Kontribusi terbesar Juan Sanchez bagi Valencia tersaji pada leg kedua semifinal Liga Champions 2000-2001 melawan Leeds United. Saat laga masih imbang 0-0 di Elland Road, Sanchez memecah kebuntuan pada menit ke-16 dengan cara kontroversial. 

Pemain Spanyol itu menerima umpan Gaizka Mendeita untuk menjebol gawang Leeds. Para pemain Leeds protes karena merasa Sanchez handball. Gol tetap disahkan meskipun para pemain Leeds memprotes.

Sanchez kemudian kembali menjebol jala Leeds dengan tendangan kaki kiri dari jarak dekat.  

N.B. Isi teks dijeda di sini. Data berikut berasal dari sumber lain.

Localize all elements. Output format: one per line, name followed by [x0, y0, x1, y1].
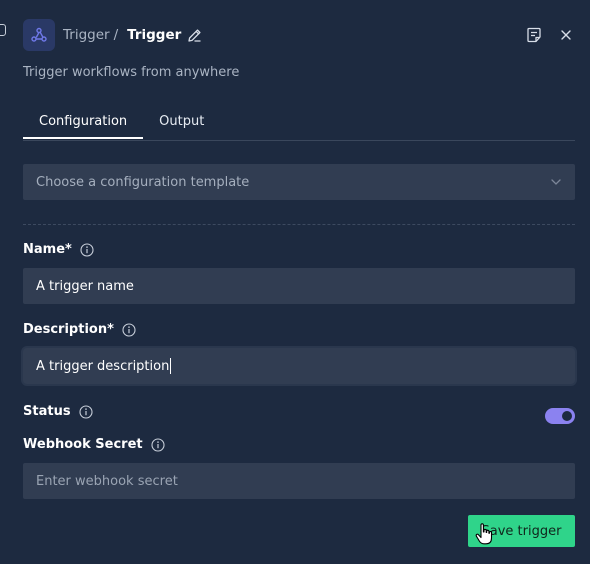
webhook-secret-field[interactable]: Enter webhook secret — [23, 463, 575, 499]
tab-bar: Configuration Output — [23, 110, 575, 141]
name-field-value: A trigger name — [36, 278, 134, 294]
name-label: Name* — [23, 242, 72, 257]
webhook-icon — [23, 19, 55, 51]
page-title: Trigger — [127, 27, 182, 43]
tab-output[interactable]: Output — [143, 110, 220, 139]
description-field-value: A trigger description — [36, 358, 170, 374]
status-label: Status — [23, 404, 71, 419]
webhook-secret-label: Webhook Secret — [23, 437, 143, 452]
info-icon[interactable] — [80, 242, 94, 257]
webhook-secret-label-row: Webhook Secret — [23, 437, 165, 452]
save-trigger-button[interactable]: Save trigger — [468, 515, 575, 547]
status-label-row: Status — [23, 404, 93, 419]
tab-configuration[interactable]: Configuration — [23, 110, 144, 139]
text-caret — [170, 358, 172, 374]
window-edge-icon — [0, 24, 6, 36]
close-icon[interactable] — [557, 26, 575, 44]
webhook-secret-placeholder: Enter webhook secret — [36, 473, 178, 489]
chevron-down-icon — [550, 178, 562, 186]
description-label: Description* — [23, 322, 114, 337]
status-toggle[interactable] — [545, 408, 575, 424]
pencil-icon[interactable] — [187, 28, 202, 43]
toggle-knob — [562, 411, 572, 421]
panel-subtitle: Trigger workflows from anywhere — [23, 65, 240, 80]
template-select[interactable]: Choose a configuration template — [23, 164, 575, 200]
info-icon[interactable] — [151, 437, 165, 452]
breadcrumb[interactable]: Trigger — [63, 27, 110, 43]
description-label-row: Description* — [23, 322, 136, 337]
info-icon[interactable] — [122, 322, 136, 337]
notes-icon[interactable] — [525, 26, 543, 44]
info-icon[interactable] — [79, 404, 93, 419]
section-divider — [23, 224, 575, 225]
panel-header: Trigger / Trigger — [23, 19, 575, 51]
description-field[interactable]: A trigger description — [21, 346, 577, 386]
breadcrumb-separator: / — [113, 27, 119, 43]
template-select-placeholder: Choose a configuration template — [36, 174, 250, 190]
name-field[interactable]: A trigger name — [23, 268, 575, 304]
name-label-row: Name* — [23, 242, 94, 257]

Valencia akhirnya menang 3-0, tapi Sanchez tak dimainkan pada laga final. Setelah itu, dia makin dipinggirkan dari tim. Sanchez akhirnya pindah ke Celta Vigo pada 2004, dan pensiun pada usia 34 tahun. 

 

3 dari 9 halaman

2. Mauro Bressan (Fiorentina, 1999-2000)

Mauro Bressan dikenal suka berpindah-pindah klub. Dia pernah memperkuat setidaknya 13 klub berbeda. Namun, dia paling dikenal selama periode tiga musim memperkuat Fiorentina dan satu malam tak terlupakan di Liga Champions. 

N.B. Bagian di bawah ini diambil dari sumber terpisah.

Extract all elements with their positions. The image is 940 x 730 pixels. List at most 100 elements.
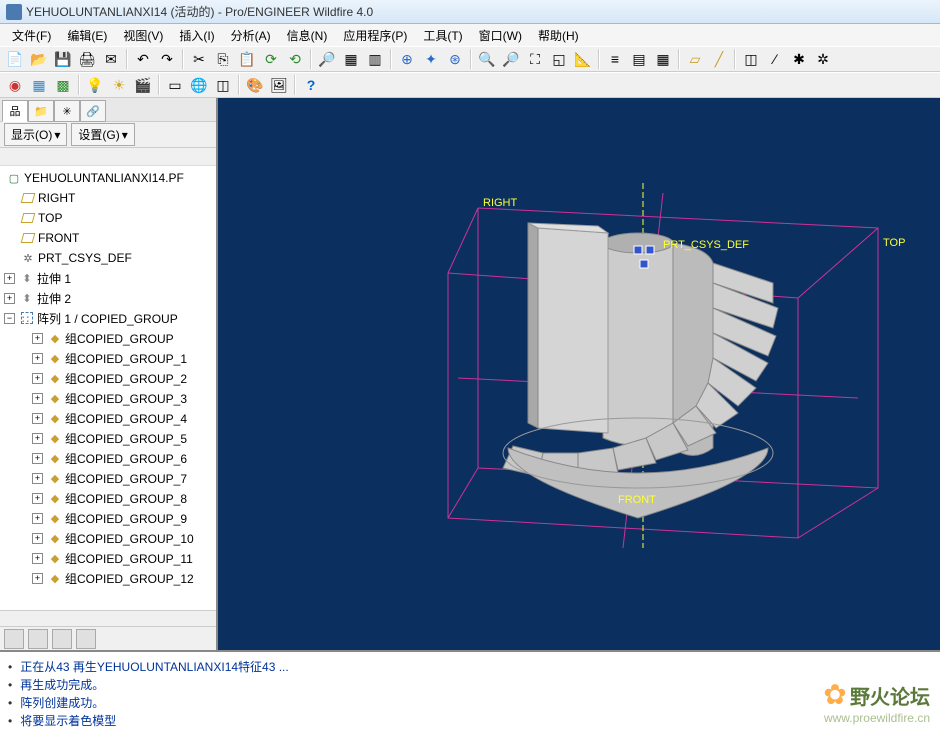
menu-file[interactable]: 文件(F) — [4, 25, 59, 46]
menu-app[interactable]: 应用程序(P) — [335, 25, 415, 46]
expander-icon[interactable]: + — [32, 453, 43, 464]
expander-icon[interactable]: + — [32, 353, 43, 364]
render-icon[interactable]: ▦ — [28, 74, 50, 96]
fit-icon[interactable]: ⛶ — [524, 48, 546, 70]
expander-icon[interactable]: + — [4, 273, 15, 284]
disp-point-icon[interactable]: ✱ — [788, 48, 810, 70]
expander-icon[interactable]: + — [32, 413, 43, 424]
disp-plane-icon[interactable]: ◫ — [740, 48, 762, 70]
settings-button[interactable]: 设置(G)▾ — [71, 123, 134, 146]
sb-btn-2[interactable] — [28, 629, 48, 649]
redo-icon[interactable]: ↷ — [156, 48, 178, 70]
saved-view-icon[interactable]: 📐 — [572, 48, 594, 70]
3d-viewport[interactable]: RIGHT TOP FRONT PRT_CSYS_DEF — [218, 98, 940, 650]
menu-info[interactable]: 信息(N) — [279, 25, 336, 46]
tree-group[interactable]: +◆组COPIED_GROUP_5 — [0, 428, 216, 448]
light2-icon[interactable]: ☀ — [108, 74, 130, 96]
layer-icon[interactable]: ≡ — [604, 48, 626, 70]
tree-group[interactable]: +◆组COPIED_GROUP_1 — [0, 348, 216, 368]
print-icon[interactable]: 🖨 — [76, 48, 98, 70]
zoomin-icon[interactable]: 🔍 — [476, 48, 498, 70]
expander-icon[interactable]: + — [32, 553, 43, 564]
spin-icon[interactable]: ⊕ — [396, 48, 418, 70]
tree-plane-front[interactable]: FRONT — [0, 228, 216, 248]
help-icon[interactable]: ? — [300, 74, 322, 96]
tree-pattern[interactable]: − ∷ 阵列 1 / COPIED_GROUP — [0, 308, 216, 328]
render-final-icon[interactable]: 🖼 — [268, 74, 290, 96]
menu-help[interactable]: 帮助(H) — [530, 25, 587, 46]
tree-group[interactable]: +◆组COPIED_GROUP — [0, 328, 216, 348]
tab-folder-icon[interactable]: 📁 — [28, 100, 54, 122]
datum-axis-icon[interactable]: ╱ — [708, 48, 730, 70]
tree-group[interactable]: +◆组COPIED_GROUP_7 — [0, 468, 216, 488]
expander-icon[interactable]: + — [32, 393, 43, 404]
tree-group[interactable]: +◆组COPIED_GROUP_6 — [0, 448, 216, 468]
menu-tools[interactable]: 工具(T) — [415, 25, 470, 46]
paste-icon[interactable]: 📋 — [236, 48, 258, 70]
select2-icon[interactable]: ▥ — [364, 48, 386, 70]
tab-conn-icon[interactable]: 🔗 — [80, 100, 106, 122]
save-icon[interactable]: 💾 — [52, 48, 74, 70]
tree-group[interactable]: +◆组COPIED_GROUP_8 — [0, 488, 216, 508]
find-icon[interactable]: 🔎 — [316, 48, 338, 70]
expander-icon[interactable]: + — [32, 573, 43, 584]
menu-insert[interactable]: 插入(I) — [171, 25, 222, 46]
expander-icon[interactable]: + — [4, 293, 15, 304]
sb-btn-4[interactable] — [76, 629, 96, 649]
sb-btn-1[interactable] — [4, 629, 24, 649]
tree-plane-right[interactable]: RIGHT — [0, 188, 216, 208]
model-tree[interactable]: ▢ YEHUOLUNTANLIANXI14.PF RIGHT TOP FRONT… — [0, 166, 216, 610]
env-icon[interactable]: 🌐 — [188, 74, 210, 96]
expander-icon[interactable]: + — [32, 333, 43, 344]
render-setup-icon[interactable]: 🎨 — [244, 74, 266, 96]
tab-fav-icon[interactable]: ✳ — [54, 100, 80, 122]
light-icon[interactable]: 💡 — [84, 74, 106, 96]
menu-window[interactable]: 窗口(W) — [471, 25, 530, 46]
tree-group[interactable]: +◆组COPIED_GROUP_12 — [0, 568, 216, 588]
menu-edit[interactable]: 编辑(E) — [59, 25, 115, 46]
regen-icon[interactable]: ⟳ — [260, 48, 282, 70]
tree-extrude-2[interactable]: + ⬍ 拉伸 2 — [0, 288, 216, 308]
tree-group[interactable]: +◆组COPIED_GROUP_4 — [0, 408, 216, 428]
tree-group[interactable]: +◆组COPIED_GROUP_10 — [0, 528, 216, 548]
view-mgr-icon[interactable]: ▦ — [652, 48, 674, 70]
tree-group[interactable]: +◆组COPIED_GROUP_11 — [0, 548, 216, 568]
cut-icon[interactable]: ✂ — [188, 48, 210, 70]
expander-icon[interactable]: + — [32, 533, 43, 544]
layer2-icon[interactable]: ▤ — [628, 48, 650, 70]
pan-icon[interactable]: ✦ — [420, 48, 442, 70]
room-icon[interactable]: ◫ — [212, 74, 234, 96]
copy-icon[interactable]: ⎘ — [212, 48, 234, 70]
tree-plane-top[interactable]: TOP — [0, 208, 216, 228]
tree-extrude-1[interactable]: + ⬍ 拉伸 1 — [0, 268, 216, 288]
expander-icon[interactable]: + — [32, 493, 43, 504]
regen2-icon[interactable]: ⟲ — [284, 48, 306, 70]
zoom-icon[interactable]: ⊛ — [444, 48, 466, 70]
orient-icon[interactable]: ◱ — [548, 48, 570, 70]
chip-icon[interactable]: ▩ — [52, 74, 74, 96]
new-icon[interactable]: 📄 — [4, 48, 26, 70]
expander-icon[interactable]: + — [32, 473, 43, 484]
open-icon[interactable]: 📂 — [28, 48, 50, 70]
expander-icon[interactable]: + — [32, 373, 43, 384]
expander-icon[interactable]: − — [4, 313, 15, 324]
scrollbar-horizontal[interactable] — [0, 610, 216, 626]
tree-group[interactable]: +◆组COPIED_GROUP_3 — [0, 388, 216, 408]
zoomout-icon[interactable]: 🔎 — [500, 48, 522, 70]
expander-icon[interactable]: + — [32, 433, 43, 444]
undo-icon[interactable]: ↶ — [132, 48, 154, 70]
show-button[interactable]: 显示(O)▾ — [4, 123, 67, 146]
menu-analysis[interactable]: 分析(A) — [223, 25, 279, 46]
disp-csys-icon[interactable]: ✲ — [812, 48, 834, 70]
disp-axis-icon[interactable]: ∕ — [764, 48, 786, 70]
tree-group[interactable]: +◆组COPIED_GROUP_9 — [0, 508, 216, 528]
tree-csys[interactable]: ✲ PRT_CSYS_DEF — [0, 248, 216, 268]
sb-btn-3[interactable] — [52, 629, 72, 649]
perspective-icon[interactable]: ▭ — [164, 74, 186, 96]
tab-tree-icon[interactable]: 品 — [2, 100, 28, 122]
tree-root[interactable]: ▢ YEHUOLUNTANLIANXI14.PF — [0, 168, 216, 188]
expander-icon[interactable]: + — [32, 513, 43, 524]
scene-icon[interactable]: 🎬 — [132, 74, 154, 96]
material-icon[interactable]: ◉ — [4, 74, 26, 96]
select-icon[interactable]: ▦ — [340, 48, 362, 70]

Dia panen pujian berkat gol spektakuler melawan Barcelona, berupa bicycle kick dari jarak 22 meter. Pertandingan tersebut berakhir dengan skor 3-3. 

Bressan kemudian berhasil memenangi Coppa Italia bersama La Viola pada 2001, tapi penampilan gemilangnya di Liga Champions tak pernah terulang. 

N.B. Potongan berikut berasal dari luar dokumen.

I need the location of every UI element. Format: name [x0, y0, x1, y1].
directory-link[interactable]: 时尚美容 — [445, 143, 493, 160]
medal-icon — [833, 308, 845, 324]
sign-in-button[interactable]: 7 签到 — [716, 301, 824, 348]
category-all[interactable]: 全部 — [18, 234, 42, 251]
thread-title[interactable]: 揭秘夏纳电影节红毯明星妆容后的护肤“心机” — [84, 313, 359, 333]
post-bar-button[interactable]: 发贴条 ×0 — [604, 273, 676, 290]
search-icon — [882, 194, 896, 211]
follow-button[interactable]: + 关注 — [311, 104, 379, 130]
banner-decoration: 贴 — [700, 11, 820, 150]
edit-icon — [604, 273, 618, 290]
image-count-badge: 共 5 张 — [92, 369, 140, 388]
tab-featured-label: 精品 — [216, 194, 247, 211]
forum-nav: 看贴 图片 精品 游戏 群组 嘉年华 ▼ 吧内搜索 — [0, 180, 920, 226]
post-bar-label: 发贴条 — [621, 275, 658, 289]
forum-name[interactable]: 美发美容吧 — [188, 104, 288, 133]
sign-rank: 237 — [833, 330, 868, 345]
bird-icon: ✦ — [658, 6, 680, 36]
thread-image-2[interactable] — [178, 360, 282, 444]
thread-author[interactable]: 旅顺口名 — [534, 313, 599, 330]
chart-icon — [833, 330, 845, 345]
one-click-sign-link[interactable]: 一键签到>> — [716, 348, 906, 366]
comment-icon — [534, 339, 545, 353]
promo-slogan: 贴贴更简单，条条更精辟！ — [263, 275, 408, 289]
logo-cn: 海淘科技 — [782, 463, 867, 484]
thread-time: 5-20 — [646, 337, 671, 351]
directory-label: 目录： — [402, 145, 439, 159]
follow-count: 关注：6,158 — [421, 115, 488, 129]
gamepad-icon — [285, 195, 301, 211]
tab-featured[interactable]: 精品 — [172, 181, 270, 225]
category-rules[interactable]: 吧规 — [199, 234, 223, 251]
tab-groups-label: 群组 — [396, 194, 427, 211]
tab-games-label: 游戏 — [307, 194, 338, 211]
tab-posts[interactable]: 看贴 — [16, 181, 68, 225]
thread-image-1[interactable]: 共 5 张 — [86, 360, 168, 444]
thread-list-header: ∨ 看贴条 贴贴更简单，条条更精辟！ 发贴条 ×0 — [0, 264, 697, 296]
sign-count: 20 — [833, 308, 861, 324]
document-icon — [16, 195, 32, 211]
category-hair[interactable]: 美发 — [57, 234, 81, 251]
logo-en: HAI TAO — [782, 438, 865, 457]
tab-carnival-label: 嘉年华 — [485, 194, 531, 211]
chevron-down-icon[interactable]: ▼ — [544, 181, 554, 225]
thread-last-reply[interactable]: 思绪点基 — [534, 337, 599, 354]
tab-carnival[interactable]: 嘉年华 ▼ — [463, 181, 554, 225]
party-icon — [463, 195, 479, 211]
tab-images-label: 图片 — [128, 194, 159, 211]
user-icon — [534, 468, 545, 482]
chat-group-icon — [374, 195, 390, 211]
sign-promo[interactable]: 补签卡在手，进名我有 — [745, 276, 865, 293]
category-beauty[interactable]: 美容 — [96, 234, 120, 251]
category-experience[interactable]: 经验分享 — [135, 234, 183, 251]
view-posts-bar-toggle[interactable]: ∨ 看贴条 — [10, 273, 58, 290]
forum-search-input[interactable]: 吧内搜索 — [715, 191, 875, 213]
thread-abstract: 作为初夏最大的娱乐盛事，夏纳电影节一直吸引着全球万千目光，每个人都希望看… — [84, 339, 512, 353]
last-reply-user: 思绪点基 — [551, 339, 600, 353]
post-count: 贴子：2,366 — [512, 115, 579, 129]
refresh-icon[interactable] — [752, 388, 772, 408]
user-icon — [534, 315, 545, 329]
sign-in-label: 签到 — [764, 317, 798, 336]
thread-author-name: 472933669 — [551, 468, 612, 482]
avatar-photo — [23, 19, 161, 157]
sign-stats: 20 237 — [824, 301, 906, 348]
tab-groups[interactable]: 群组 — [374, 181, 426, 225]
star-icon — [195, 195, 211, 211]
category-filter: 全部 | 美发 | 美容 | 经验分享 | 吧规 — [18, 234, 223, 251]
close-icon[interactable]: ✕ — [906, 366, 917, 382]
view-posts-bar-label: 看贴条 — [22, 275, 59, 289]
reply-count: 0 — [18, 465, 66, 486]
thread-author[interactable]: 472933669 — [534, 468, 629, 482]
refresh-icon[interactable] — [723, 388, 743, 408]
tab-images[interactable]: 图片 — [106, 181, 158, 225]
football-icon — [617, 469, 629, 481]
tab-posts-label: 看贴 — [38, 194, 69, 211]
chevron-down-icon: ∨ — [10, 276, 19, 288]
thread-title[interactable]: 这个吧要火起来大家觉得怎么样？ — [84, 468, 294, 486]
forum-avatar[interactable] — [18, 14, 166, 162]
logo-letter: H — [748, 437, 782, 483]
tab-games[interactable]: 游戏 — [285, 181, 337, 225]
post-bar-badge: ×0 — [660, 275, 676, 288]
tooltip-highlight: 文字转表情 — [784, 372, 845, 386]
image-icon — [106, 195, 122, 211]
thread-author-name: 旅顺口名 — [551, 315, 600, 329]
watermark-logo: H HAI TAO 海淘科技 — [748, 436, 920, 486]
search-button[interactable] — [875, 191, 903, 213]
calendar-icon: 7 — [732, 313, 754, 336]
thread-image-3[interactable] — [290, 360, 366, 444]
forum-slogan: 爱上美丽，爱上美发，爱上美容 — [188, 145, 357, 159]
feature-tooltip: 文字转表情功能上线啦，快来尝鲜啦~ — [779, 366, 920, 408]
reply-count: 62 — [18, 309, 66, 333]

Dia baru kembali disorot media pada 2011, tapi kali ini karena alasan buruk. Bressan menjadi satu dari 16 pemain yang ditangkap karena diduga terlibat pengaturan pertandingan. 

 

 

4 dari 9 halaman

3. Michalis Konstantinou (Panathinaikos, 2001-2002)

Panathinaikos berjudi pada musim panas 2011 ketika merekrut Michalis Konstantinou dengan banderol 11,3 juta euro. Dia penyerang tajam milik klub Iraklis Thessaloniki di Liga Siprus, dengan torehan 61 gol dalam 119 laga. Namun, masih ada keraguan apakah dia bisa mempertahankan performanya di Liga Yunani maupun Liga Champions. 

Pada musim pertamanya di Yunani, dia mempersembahkan enam gol dalam 14 laga bersama Panathinaikos. Dia juga menjadi pusat perhatian ketika melesakkan gol spektakuler dari jarak 40 yard ke gawang Barcelona pada perempat final Liga Champions 2001-2002 di Nou Camp. 

Meski kemudian mampu membawa klubnya berjaya di liga domestik, Kontantinou tak pernah mengulang penampilan gemilangnya di Eropa. 

 

5 dari 9 halaman

4. Jerome Rothen (Monaco, 2003-2004)

Jerome Rothen dan Ludovic Giuly berperan penting mengantar Monaco ke final Liga Champions 2004. Mereka memberikan assist untuk gol Fernando Morientes dan Dado Prso pada perjalanan menuju partai puncak. 

Kedua pemain sama-sama jadi incaran klub-klub besar pada bursa transfer musim panas 2004. Giuly memilih gabung Barcelona. Adapun Rothen malah mengabaikan tawaran Manchester United dan Chelsea, demi gabung klub di kampung halamannya, Paris Saint-Germain (PSG). 

Namun, pilihan Rothen ternyata berisiko. Saat itu, Rothen dan PSG terus berkutat dengan ancaman degradasi. Rothen setelah itu hanya lima kali tampil di Liga  Champions, kali terakhir saat dipinjamkan ke Rangers. Meskipun ia secara reguler bermain untuk Prancis, namun tak pernah kembali ke titik terbaik kariernya. 

 

6 dari 9 halaman

5. Hakan Yakin (Basel, 2002-2003)

Hakan Yakin merupakan ancaman berbahaya bagi Liverpool saat berjibaku melawan Basel pada fase grup Liga Champions, November 2002. Dia memborong tiga gol saat Basel menahan The Reds 3-3. Gara-gara hasil itu Liverpool tersingkir. 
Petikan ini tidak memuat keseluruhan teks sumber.